Investigation Process
All concerns are investigated by the Editor-in-Chief in accordance with the relevant COPE flowchart. Depending on the outcome, actions may include: requesting a response from the authors; contacting the authors' institution; issuing a correction, Expression of Concern, or retraction; or imposing a publishing ban.
Whistleblower Protection
JCCS is committed to protecting individuals who report suspected misconduct in good faith. The identity of the person raising a concern will not be disclosed without their consent.
Artificial Intelligence & Generative Tool Policy
The rapid development of AI-assisted writing tools (e.g., ChatGPT, Gemini, Claude, Copilot) raises important questions about authorship, originality, and transparency. JCCS's policy is as follows:
AI Cannot Be Listed as an Author
AI and machine learning tools do not meet the ICMJE authorship criteria — they cannot take responsibility for the work, cannot consent to publication, and cannot be held accountable for errors. AI tools must not be listed as authors under any circumstances.
Disclosure Required
Authors who used AI tools to assist in the preparation of a manuscript — including writing, editing, translation, image generation, or data analysis — must disclose this in the Methods section or in an Acknowledgements statement. The disclosure should name the tool used, the version, and the nature of its use.

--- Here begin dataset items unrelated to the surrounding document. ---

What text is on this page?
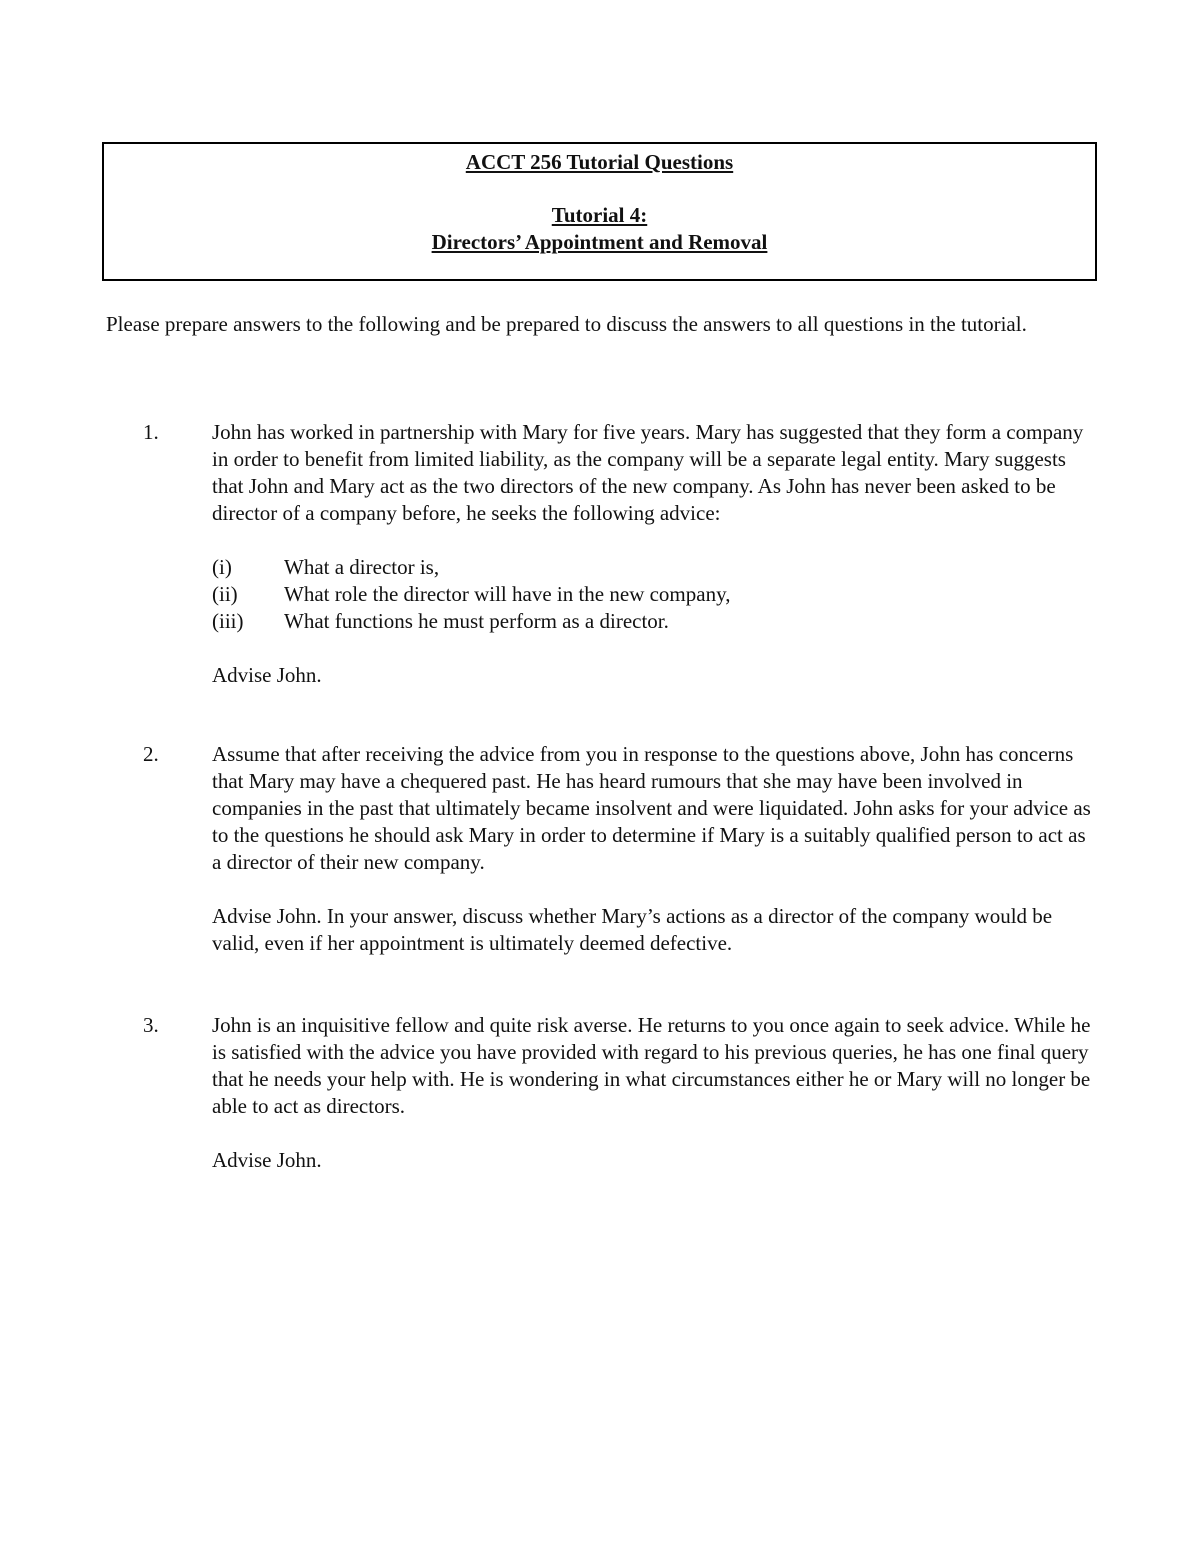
ACCT 256 Tutorial Questions
Tutorial 4:
Directors’ Appointment and Removal
Please prepare answers to the following and be prepared to discuss the answers to all questions in the tutorial.
1.	John has worked in partnership with Mary for five years. Mary has suggested that they form a company in order to benefit from limited liability, as the company will be a separate legal entity. Mary suggests that John and Mary act as the two directors of the new company. As John has never been asked to be director of a company before, he seeks the following advice:

(i) What a director is,
(ii) What role the director will have in the new company,
(iii) What functions he must perform as a director.

Advise John.

2.	Assume that after receiving the advice from you in response to the questions above, John has concerns that Mary may have a chequered past. He has heard rumours that she may have been involved in companies in the past that ultimately became insolvent and were liquidated. John asks for your advice as to the questions he should ask Mary in order to determine if Mary is a suitably qualified person to act as a director of their new company.

Advise John. In your answer, discuss whether Mary’s actions as a director of the company would be valid, even if her appointment is ultimately deemed defective.

3.	John is an inquisitive fellow and quite risk averse. He returns to you once again to seek advice. While he is satisfied with the advice you have provided with regard to his previous queries, he has one final query that he needs your help with. He is wondering in what circumstances either he or Mary will no longer be able to act as directors.

Advise John.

Example disclosure: "The authors used [Tool Name, Version] to assist with [specific use, e.g., language editing of the manuscript]. The authors reviewed and take full responsibility for all content."
Author Responsibility
Authors are fully responsible for the accuracy, integrity, and originality of all content in the manuscript, including any content generated or revised with the assistance of AI tools. Use of AI does not reduce authors' responsibility for avoiding plagiarism, fabrication, or hallucinated references.